When we meet someone on our walks she will sit quietly at my feet while I visit for a minute or two. Then, when we walk away, she keeps glaring over her shoulder at the offending "stranger", like she's saying "See, I told you that person was trouble!" :TWITCHY:
Your corgi sounds much like Sadie! What is her name?
Leslie
misspiz
06-06-2011, 08:39 AM
i think that getting her out into new surroundings and meeting new people and dogs would help - build her confidence.
MVons
06-09-2011, 12:50 PM
She'll learn who and which dogs she likes and doesn't. Chester is less tolerant of large young dogs. Rightly so when they like to put their PAW on his long back. Sadly I have to reinforce his feelings as I don't want his back hurt.
Kassie
06-09-2011, 12:56 PM
We got Maeve at 7 months and she had not been socialized enough as a pup.
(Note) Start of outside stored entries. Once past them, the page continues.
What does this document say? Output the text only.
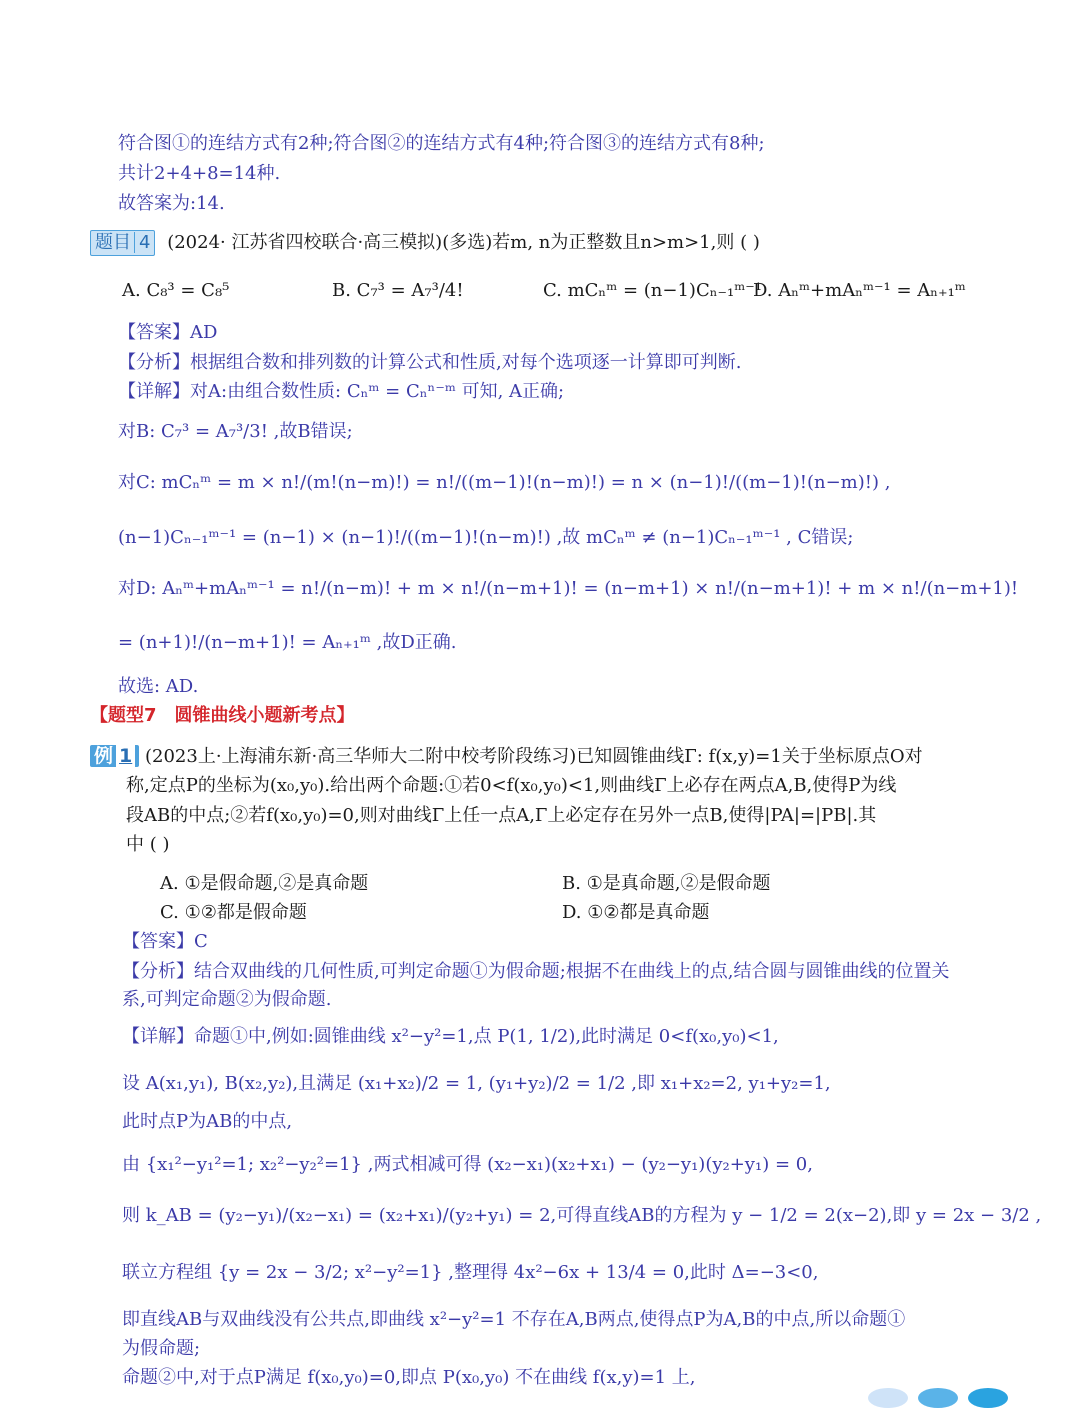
符合图①的连结方式有2种;符合图②的连结方式有4种;符合图③的连结方式有8种;
共计2+4+8=14种.
故答案为:14.
【答案】AD
【分析】根据组合数和排列数的计算公式和性质,对每个选项逐一计算即可判断.
【详解】对A:由组合数性质: Cₙᵐ = Cₙⁿ⁻ᵐ 可知, A正确;
对B: C₇³ = A₇³/3! ,故B错误;
对C: mCₙᵐ = m × n!/(m!(n−m)!) = n!/((m−1)!(n−m)!) = n × (n−1)!/((m−1)!(n−m)!) ,
(n−1)Cₙ₋₁ᵐ⁻¹ = (n−1) × (n−1)!/((m−1)!(n−m)!) ,故 mCₙᵐ ≠ (n−1)Cₙ₋₁ᵐ⁻¹ , C错误;
对D: Aₙᵐ+mAₙᵐ⁻¹ = n!/(n−m)! + m × n!/(n−m+1)! = (n−m+1) × n!/(n−m+1)! + m × n!/(n−m+1)!
= (n+1)!/(n−m+1)! = Aₙ₊₁ᵐ ,故D正确.
故选: AD.
【答案】C
【分析】结合双曲线的几何性质,可判定命题①为假命题;根据不在曲线上的点,结合圆与圆锥曲线的位置关
系,可判定命题②为假命题.
【详解】命题①中,例如:圆锥曲线 x²−y²=1,点 P(1, 1/2),此时满足 0<f(x₀,y₀)<1,
设 A(x₁,y₁), B(x₂,y₂),且满足 (x₁+x₂)/2 = 1, (y₁+y₂)/2 = 1/2 ,即 x₁+x₂=2, y₁+y₂=1,
此时点P为AB的中点,
由 {x₁²−y₁²=1; x₂²−y₂²=1} ,两式相减可得 (x₂−x₁)(x₂+x₁) − (y₂−y₁)(y₂+y₁) = 0,
则 k_AB = (y₂−y₁)/(x₂−x₁) = (x₂+x₁)/(y₂+y₁) = 2,可得直线AB的方程为 y − 1/2 = 2(x−2),即 y = 2x − 3/2 ,
联立方程组 {y = 2x − 3/2; x²−y²=1} ,整理得 4x²−6x + 13/4 = 0,此时 Δ=−3<0,
即直线AB与双曲线没有公共点,即曲线 x²−y²=1 不存在A,B两点,使得点P为A,B的中点,所以命题①
为假命题;
命题②中,对于点P满足 f(x₀,y₀)=0,即点 P(x₀,y₀) 不在曲线 f(x,y)=1 上,
题目 4 (2024· 江苏省四校联合·高三模拟)(多选)若m, n为正整数且n>m>1,则 ( )
A. C₈³ = C₈⁵	B. C₇³ = A₇³/4!	C. mCₙᵐ = (n−1)Cₙ₋₁ᵐ⁻¹
D. Aₙᵐ+mAₙᵐ⁻¹ = Aₙ₊₁ᵐ
【题型7　圆锥曲线小题新考点】
例 1 (2023上·上海浦东新·高三华师大二附中校考阶段练习)已知圆锥曲线Γ: f(x,y)=1关于坐标原点O对
称,定点P的坐标为(x₀,y₀).给出两个命题:①若0<f(x₀,y₀)<1,则曲线Γ上必存在两点A,B,使得P为线
段AB的中点;②若f(x₀,y₀)=0,则对曲线Γ上任一点A,Γ上必定存在另外一点B,使得|PA|=|PB|.其
中 ( )
A. ①是假命题,②是真命题	B. ①是真命题,②是假命题
C. ①②都是假命题	D. ①②都是真命题
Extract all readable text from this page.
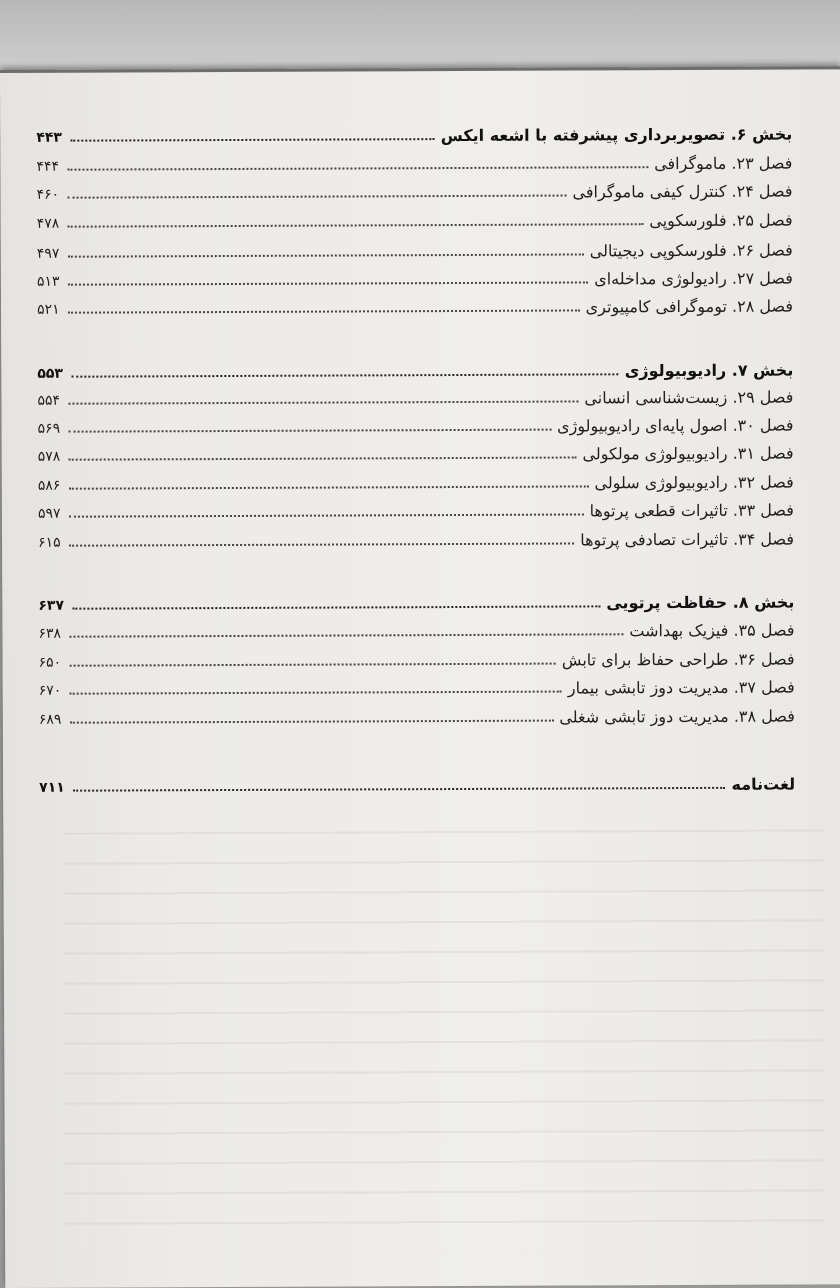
۴۴۳	بخش ۶. تصویربرداری پیشرفته با اشعه ایکس
۴۴۴	فصل ۲۳. ماموگرافی
۴۶۰	فصل ۲۴. کنترل کیفی ماموگرافی
۴۷۸	فصل ۲۵. فلورسکوپی
۴۹۷	فصل ۲۶. فلورسکوپی دیجیتالی
۵۱۳	فصل ۲۷. رادیولوژی مداخله‌ای
۵۲۱	فصل ۲۸. توموگرافی کامپیوتری
۵۵۳	بخش ۷. رادیوبیولوژی
۵۵۴	فصل ۲۹. زیست‌شناسی انسانی
۵۶۹	فصل ۳۰. اصول پایه‌ای رادیوبیولوژی
۵۷۸	فصل ۳۱. رادیوبیولوژی مولکولی
۵۸۶	فصل ۳۲. رادیوبیولوژی سلولی
۵۹۷	فصل ۳۳. تاثیرات قطعی پرتوها
۶۱۵	فصل ۳۴. تاثیرات تصادفی پرتوها
۶۳۷	بخش ۸. حفاظت پرتویی
۶۳۸	فصل ۳۵. فیزیک بهداشت
۶۵۰	فصل ۳۶. طراحی حفاظ برای تابش
۶۷۰	فصل ۳۷. مدیریت دوز تابشی بیمار
۶۸۹	فصل ۳۸. مدیریت دوز تابشی شغلی
۷۱۱	لغت‌نامه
Also she was right at home with us right away, but we soon noticed she is shy of new people. It generally takes multiple meetings for her to relax. With some she never does. If she allows someone near her on a first meeting we know they are pretty special!. We have had her in classes and take her places. She is much better, but will never be the people lover her sister is. On the other hand, Maeve never met an animal she didn't like and Aine bears some watching on that front.